Taylor expansion technique

  1. Hi everyone,
    Is there a certain technique or a program for converting Taylor expansion to summation notation form and vice versa.
    Thank you in advance.
  2. jcsd
  3. Stephen Tashi

    Stephen Tashi 4,470
    Science Advisor
    2014 Award

    Your question isn't completely clear. Can you give a specific example where converting from one notation to the other is difficult?
  4. let's say I expend a certain function using Taylor series. Is there a specific method I can apply to represent that string of terms in sigma notation.
  5. Unless you can find an expression for the nth derivative of the function at a certain point in terms of n, there's no point in trying.
  6. Stephen Tashi

    Stephen Tashi 4,470
    Science Advisor
    2014 Award

    Well, that's more specific question, but not a specific example.

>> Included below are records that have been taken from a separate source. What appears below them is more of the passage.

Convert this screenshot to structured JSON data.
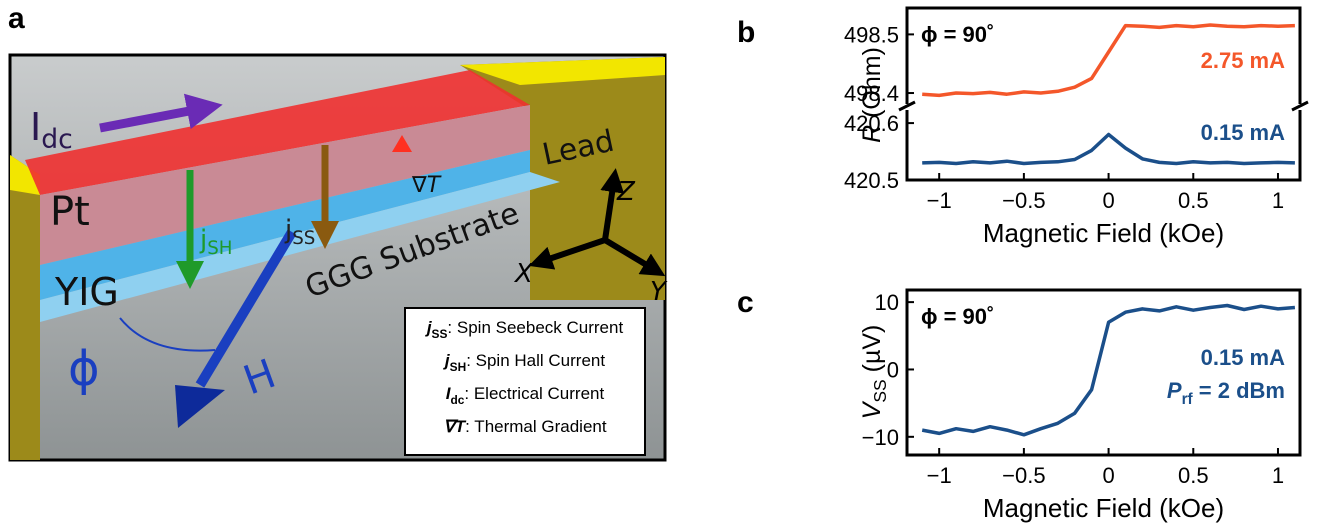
{
  "panels": {
    "a": "a",
    "b": "b",
    "c": "c"
  },
  "diagram": {
    "current": {
      "symbol": "I",
      "subscript": "dc"
    },
    "pt": "Pt",
    "yig": "YIG",
    "j_sh": {
      "symbol": "j",
      "subscript": "SH"
    },
    "j_ss": {
      "symbol": "j",
      "subscript": "SS"
    },
    "grad_t": "∇T",
    "lead": "Lead",
    "substrate": "GGG Substrate",
    "axes": {
      "z": "Z",
      "x": "X",
      "y": "Y"
    },
    "angle": "ϕ",
    "field": "H",
    "legend": [
      {
        "symbol": "j",
        "subscript": "SS",
        "text": ": Spin Seebeck Current"
      },
      {
        "symbol": "j",
        "subscript": "SH",
        "text": ": Spin Hall Current"
      },
      {
        "symbol": "I",
        "subscript": "dc",
        "text": ": Electrical Current"
      },
      {
        "symbol": "∇T",
        "text": ": Thermal Gradient"
      }
    ]
  },
  "chart_data": [
    {
      "type": "line",
      "xlabel": "Magnetic Field (kOe)",
      "ylabel": {
        "symbol": "R",
        "unit": " (Ohm)"
      },
      "annotation": "ϕ = 90˚",
      "x": [
        -1.1,
        -1.0,
        -0.9,
        -0.8,
        -0.7,
        -0.6,
        -0.5,
        -0.4,
        -0.3,
        -0.2,
        -0.1,
        0,
        0.1,
        0.2,
        0.3,
        0.4,
        0.5,
        0.6,
        0.7,
        0.8,
        0.9,
        1.0,
        1.1
      ],
      "xlim": [
        -1.19,
        1.13
      ],
      "xticks": [
        {
          "value": -1,
          "label": "−1"
        },
        {
          "value": -0.5,
          "label": "−0.5"
        },
        0,
        0.5,
        1
      ],
      "ylim": [
        420.5,
        420.623
      ],
      "yticks": [
        420.5,
        420.6
      ],
      "y2lim": [
        498.383,
        498.545
      ],
      "y2ticks": [
        498.4,
        498.5
      ],
      "series": [
        {
          "name": "2.75 mA",
          "color": "#f4572a",
          "axis": "y2",
          "values": [
            498.398,
            498.396,
            498.4,
            498.399,
            498.401,
            498.398,
            498.402,
            498.4,
            498.403,
            498.41,
            498.425,
            498.47,
            498.515,
            498.514,
            498.512,
            498.515,
            498.513,
            498.516,
            498.514,
            498.513,
            498.515,
            498.514,
            498.515
          ]
        },
        {
          "name": "0.15 mA",
          "color": "#1b4f8a",
          "values": [
            420.53,
            420.531,
            420.529,
            420.532,
            420.53,
            420.533,
            420.529,
            420.531,
            420.532,
            420.536,
            420.552,
            420.58,
            420.556,
            420.537,
            420.531,
            420.529,
            420.532,
            420.53,
            420.531,
            420.529,
            420.53,
            420.531,
            420.53
          ]
        }
      ]
    },
    {
      "type": "line",
      "xlabel": "Magnetic Field (kOe)",
      "ylabel": {
        "symbol": "V",
        "subscript": "SS",
        "unit": " (µV)"
      },
      "annotation": "ϕ = 90˚",
      "power": {
        "symbol": "P",
        "subscript": "rf",
        "text": " = 2 dBm"
      },
      "x": [
        -1.1,
        -1.0,
        -0.9,
        -0.8,
        -0.7,
        -0.6,
        -0.5,
        -0.4,
        -0.3,
        -0.2,
        -0.1,
        0,
        0.1,
        0.2,
        0.3,
        0.4,
        0.5,
        0.6,
        0.7,
        0.8,
        0.9,
        1.0,
        1.1
      ],
      "xlim": [
        -1.19,
        1.13
      ],
      "xticks": [
        {
          "value": -1,
          "label": "−1"
        },
        {
          "value": -0.5,
          "label": "−0.5"
        },
        0,
        0.5,
        1
      ],
      "ylim": [
        -12.7,
        11.8
      ],
      "yticks": [
        10,
        0,
        {
          "value": -10,
          "label": "−10"
        }
      ],
      "series": [
        {
          "name": "0.15 mA",
          "color": "#1b4f8a",
          "values": [
            -9,
            -9.5,
            -8.8,
            -9.2,
            -8.5,
            -9,
            -9.7,
            -8.8,
            -8,
            -6.5,
            -3,
            7,
            8.5,
            9,
            8.7,
            9.3,
            8.8,
            9.2,
            9.5,
            8.9,
            9.4,
            9,
            9.2
          ]
        }
      ]
    }
  ]
}
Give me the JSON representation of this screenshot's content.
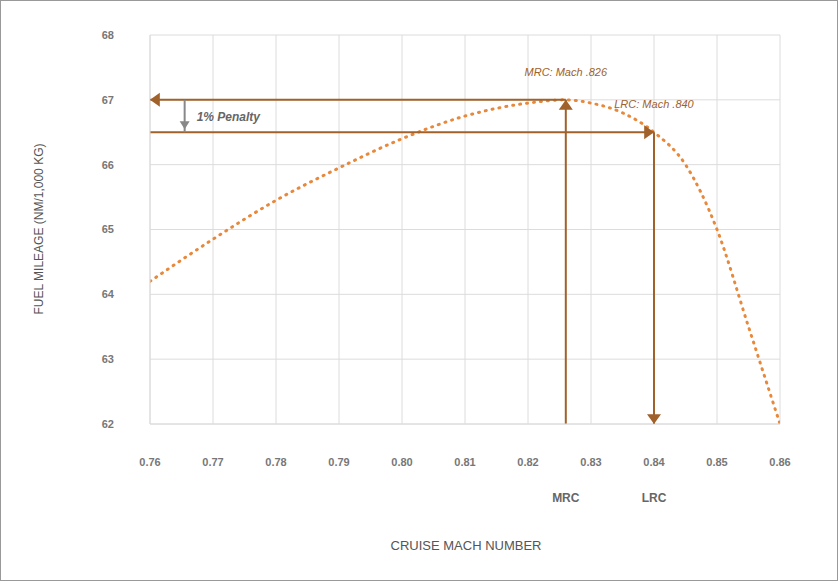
{
  "chart_data": {
    "type": "line",
    "x_label": "CRUISE MACH NUMBER",
    "y_label": "FUEL MILEAGE (NM/1,000 KG)",
    "x": [
      0.76,
      0.77,
      0.78,
      0.79,
      0.8,
      0.81,
      0.82,
      0.826,
      0.83,
      0.835,
      0.84,
      0.845,
      0.85,
      0.855,
      0.86
    ],
    "values": [
      64.2,
      64.85,
      65.45,
      65.95,
      66.4,
      66.75,
      66.95,
      67.0,
      66.95,
      66.8,
      66.5,
      66.0,
      65.0,
      63.5,
      62.0
    ],
    "color": "#e8883a",
    "line_style": "dotted",
    "xlim": [
      0.76,
      0.86
    ],
    "xticks": [
      0.76,
      0.77,
      0.78,
      0.79,
      {
        "value": 0.8,
        "label": "0.80"
      },
      0.81,
      0.82,
      0.83,
      0.84,
      0.85,
      0.86
    ],
    "ylim": [
      62,
      68
    ],
    "yticks": [
      62,
      63,
      64,
      65,
      66,
      67,
      68
    ],
    "grid": true,
    "annotations": [
      {
        "text": "MRC: Mach .826",
        "axis_label": "MRC",
        "x": 0.826,
        "y": 67.0
      },
      {
        "text": "LRC: Mach .840",
        "axis_label": "LRC",
        "x": 0.84,
        "y": 66.5
      }
    ],
    "penalty_label": "1% Penalty"
  }
}
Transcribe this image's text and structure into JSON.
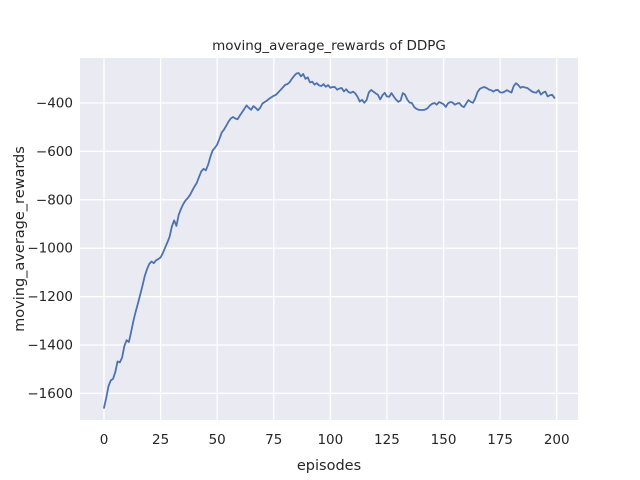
{
  "chart_data": {
    "type": "line",
    "title": "moving_average_rewards of DDPG",
    "xlabel": "episodes",
    "ylabel": "moving_average_rewards",
    "xlim": [
      -10.6,
      209.4
    ],
    "ylim": [
      -1710,
      -214
    ],
    "grid": true,
    "legend_position": "none",
    "xticks": {
      "values": [
        0,
        25,
        50,
        75,
        100,
        125,
        150,
        175,
        200
      ],
      "labels": [
        "0",
        "25",
        "50",
        "75",
        "100",
        "125",
        "150",
        "175",
        "200"
      ]
    },
    "yticks": {
      "values": [
        -400,
        -600,
        -800,
        -1000,
        -1200,
        -1400,
        -1600
      ],
      "labels": [
        "−400",
        "−600",
        "−800",
        "−1000",
        "−1200",
        "−1400",
        "−1600"
      ]
    },
    "colors": {
      "figure_bg": "#ffffff",
      "axes_bg": "#eaeaf2",
      "grid": "#ffffff",
      "text": "#262626",
      "line": "#4c72b0"
    },
    "series": [
      {
        "name": "moving_average_rewards",
        "color": "#4c72b0",
        "x": [
          0,
          1,
          2,
          3,
          4,
          5,
          6,
          7,
          8,
          9,
          10,
          11,
          12,
          13,
          14,
          15,
          16,
          17,
          18,
          19,
          20,
          21,
          22,
          23,
          24,
          25,
          26,
          27,
          28,
          29,
          30,
          31,
          32,
          33,
          34,
          35,
          36,
          37,
          38,
          39,
          40,
          41,
          42,
          43,
          44,
          45,
          46,
          47,
          48,
          49,
          50,
          51,
          52,
          53,
          54,
          55,
          56,
          57,
          58,
          59,
          60,
          61,
          62,
          63,
          64,
          65,
          66,
          67,
          68,
          69,
          70,
          71,
          72,
          73,
          74,
          75,
          76,
          77,
          78,
          79,
          80,
          81,
          82,
          83,
          84,
          85,
          86,
          87,
          88,
          89,
          90,
          91,
          92,
          93,
          94,
          95,
          96,
          97,
          98,
          99,
          100,
          101,
          102,
          103,
          104,
          105,
          106,
          107,
          108,
          109,
          110,
          111,
          112,
          113,
          114,
          115,
          116,
          117,
          118,
          119,
          120,
          121,
          122,
          123,
          124,
          125,
          126,
          127,
          128,
          129,
          130,
          131,
          132,
          133,
          134,
          135,
          136,
          137,
          138,
          139,
          140,
          141,
          142,
          143,
          144,
          145,
          146,
          147,
          148,
          149,
          150,
          151,
          152,
          153,
          154,
          155,
          156,
          157,
          158,
          159,
          160,
          161,
          162,
          163,
          164,
          165,
          166,
          167,
          168,
          169,
          170,
          171,
          172,
          173,
          174,
          175,
          176,
          177,
          178,
          179,
          180,
          181,
          182,
          183,
          184,
          185,
          186,
          187,
          188,
          189,
          190,
          191,
          192,
          193,
          194,
          195,
          196,
          197,
          198,
          199
        ],
        "y": [
          -1660,
          -1618,
          -1570,
          -1546,
          -1540,
          -1512,
          -1468,
          -1472,
          -1452,
          -1404,
          -1380,
          -1388,
          -1345,
          -1300,
          -1262,
          -1228,
          -1192,
          -1155,
          -1115,
          -1087,
          -1065,
          -1055,
          -1062,
          -1050,
          -1045,
          -1038,
          -1020,
          -998,
          -976,
          -952,
          -910,
          -885,
          -908,
          -862,
          -838,
          -818,
          -803,
          -793,
          -780,
          -762,
          -745,
          -730,
          -705,
          -682,
          -672,
          -678,
          -655,
          -622,
          -596,
          -585,
          -572,
          -548,
          -522,
          -510,
          -494,
          -477,
          -464,
          -458,
          -464,
          -467,
          -452,
          -438,
          -424,
          -410,
          -420,
          -428,
          -413,
          -420,
          -430,
          -420,
          -402,
          -396,
          -390,
          -382,
          -376,
          -370,
          -366,
          -356,
          -346,
          -336,
          -325,
          -322,
          -314,
          -300,
          -288,
          -278,
          -276,
          -290,
          -280,
          -300,
          -294,
          -315,
          -312,
          -324,
          -318,
          -327,
          -330,
          -322,
          -333,
          -326,
          -337,
          -334,
          -334,
          -345,
          -340,
          -338,
          -352,
          -343,
          -355,
          -358,
          -353,
          -360,
          -374,
          -394,
          -387,
          -399,
          -388,
          -356,
          -346,
          -353,
          -360,
          -366,
          -385,
          -368,
          -358,
          -373,
          -374,
          -359,
          -373,
          -386,
          -395,
          -390,
          -359,
          -366,
          -386,
          -398,
          -400,
          -416,
          -424,
          -428,
          -429,
          -429,
          -427,
          -421,
          -410,
          -403,
          -400,
          -407,
          -396,
          -400,
          -405,
          -416,
          -401,
          -396,
          -398,
          -407,
          -402,
          -400,
          -412,
          -417,
          -402,
          -388,
          -395,
          -399,
          -381,
          -355,
          -342,
          -337,
          -334,
          -338,
          -344,
          -347,
          -353,
          -347,
          -346,
          -356,
          -357,
          -353,
          -347,
          -352,
          -357,
          -330,
          -318,
          -326,
          -337,
          -333,
          -336,
          -338,
          -345,
          -352,
          -356,
          -357,
          -347,
          -365,
          -357,
          -353,
          -373,
          -368,
          -366,
          -379
        ]
      }
    ]
  }
}
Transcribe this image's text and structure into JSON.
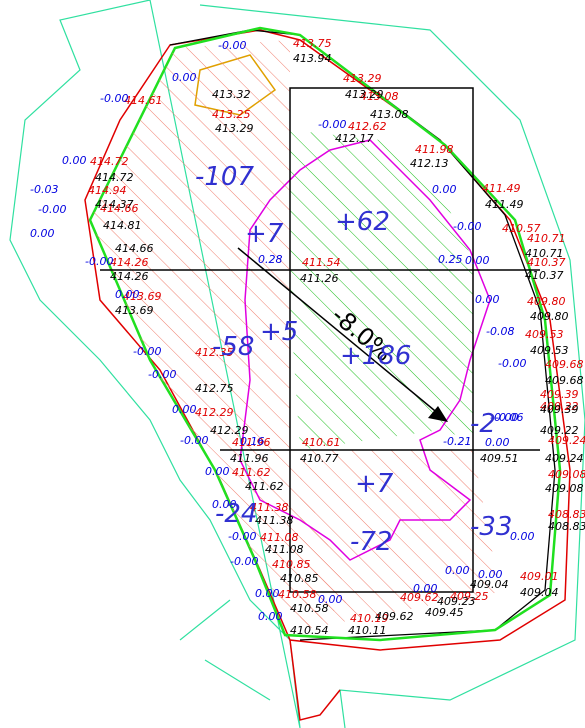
{
  "design_elevations": [
    "413.75",
    "413.29",
    "413.08",
    "414.61",
    "413.25",
    "412.62",
    "411.98",
    "411.49",
    "410.57",
    "410.71",
    "410.37",
    "409.80",
    "409.53",
    "409.68",
    "409.39",
    "409.22",
    "409.24",
    "409.08",
    "408.83",
    "409.01",
    "409.25",
    "409.62",
    "410.19",
    "410.58",
    "410.85",
    "411.08",
    "411.38",
    "411.62",
    "411.96",
    "410.61",
    "411.54",
    "412.29",
    "412.35",
    "413.69",
    "414.26",
    "414.66",
    "414.94",
    "414.72"
  ],
  "existing_elevations": [
    "413.94",
    "413.32",
    "413.29",
    "413.29",
    "413.08",
    "412.17",
    "412.13",
    "411.49",
    "410.71",
    "410.37",
    "409.80",
    "409.53",
    "409.68",
    "409.39",
    "409.22",
    "409.24",
    "409.08",
    "408.83",
    "409.04",
    "409.04",
    "409.23",
    "409.45",
    "409.62",
    "410.11",
    "410.54",
    "410.58",
    "410.85",
    "411.08",
    "411.38",
    "411.62",
    "411.96",
    "410.77",
    "409.51",
    "411.26",
    "412.29",
    "412.75",
    "413.69",
    "414.26",
    "414.66",
    "414.81",
    "414.37",
    "414.72"
  ],
  "height_differences": [
    "-0.00",
    "0.00",
    "-0.00",
    "0.00",
    "-0.03",
    "-0.00",
    "0.00",
    "-0.00",
    "0.00",
    "-0.00",
    "-0.00",
    "0.00",
    "-0.00",
    "0.00",
    "0.00",
    "-0.00",
    "-0.00",
    "0.00",
    "0.00",
    "0.00",
    "0.00",
    "0.00",
    "0.00",
    "0.00",
    "0.00",
    "-0.00",
    "-0.00",
    "0.00",
    "0.00",
    "-0.00",
    "0.28",
    "0.16",
    "-0.21",
    "0.25",
    "-0.08",
    "-0.06",
    "-0.00",
    "0.00"
  ],
  "volumes": [
    "-107",
    "+62",
    "+7",
    "+5",
    "+186",
    "-58",
    "+7",
    "-72",
    "-2",
    "-33",
    "-24"
  ],
  "slope": "-8.0%"
}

    I think your question amounts to asking whether there is a concise way to represent the n-th derivative of a particular function ( like f(x) = (x sin x)/(x+3) ) as an expression with a finite number of symbols in it that only involves specific functions and the variables 'x' and 'n'.

    I don't know of any technique that works for all functions. The higher derivatives of some functions involve more and more terms. You might have to write sums-of-sums or sums-of-sums-of-sums to represent them.

    You could approach the problem as a task in computer algebra. It would involve algorithms that manipulate strings. This makes it a very specialized question. I don't know whether any programmers doing computer algebra hang-out in the computer sections of the forum. I don't recall seeing any computer algebra algorithms discussed in these mathematics sections.
  7. Let's say i need to rewrite 2+7(x-2)+4(x-2)^2+(x-2)^3+O((x-2^4) in sigma notation.Is there any systematic way to do that?
  8. Mark44

    Staff: Mentor

    To write a series in summation notation, you have to have a general pattern for the n-th term of the series. I don't see any particular pattern in what you showed.
  9. Maybe different example: 1 + x + (5/4)x^2 + (7/4)x^3 +...+O(x^4). I am looking for general approach for rewriting expansions like this in sigma notation.
  10. There are infinitely many functions f such that f(0)=1*0!, f(1)=1*1!, f(2)=5/4*2!, f(3)=7/4*3!. Without knowing every term, it's impossible to find a summation that continues to be consistent with the taylor expansion of the function forever, in this case, we need the O(x^4)'s expansion.

    (Or you can just use your induction skills to find [itex]f^{\left(n\right)}\left(k\right)[/itex] in terms of n and k to find the expansion around k.)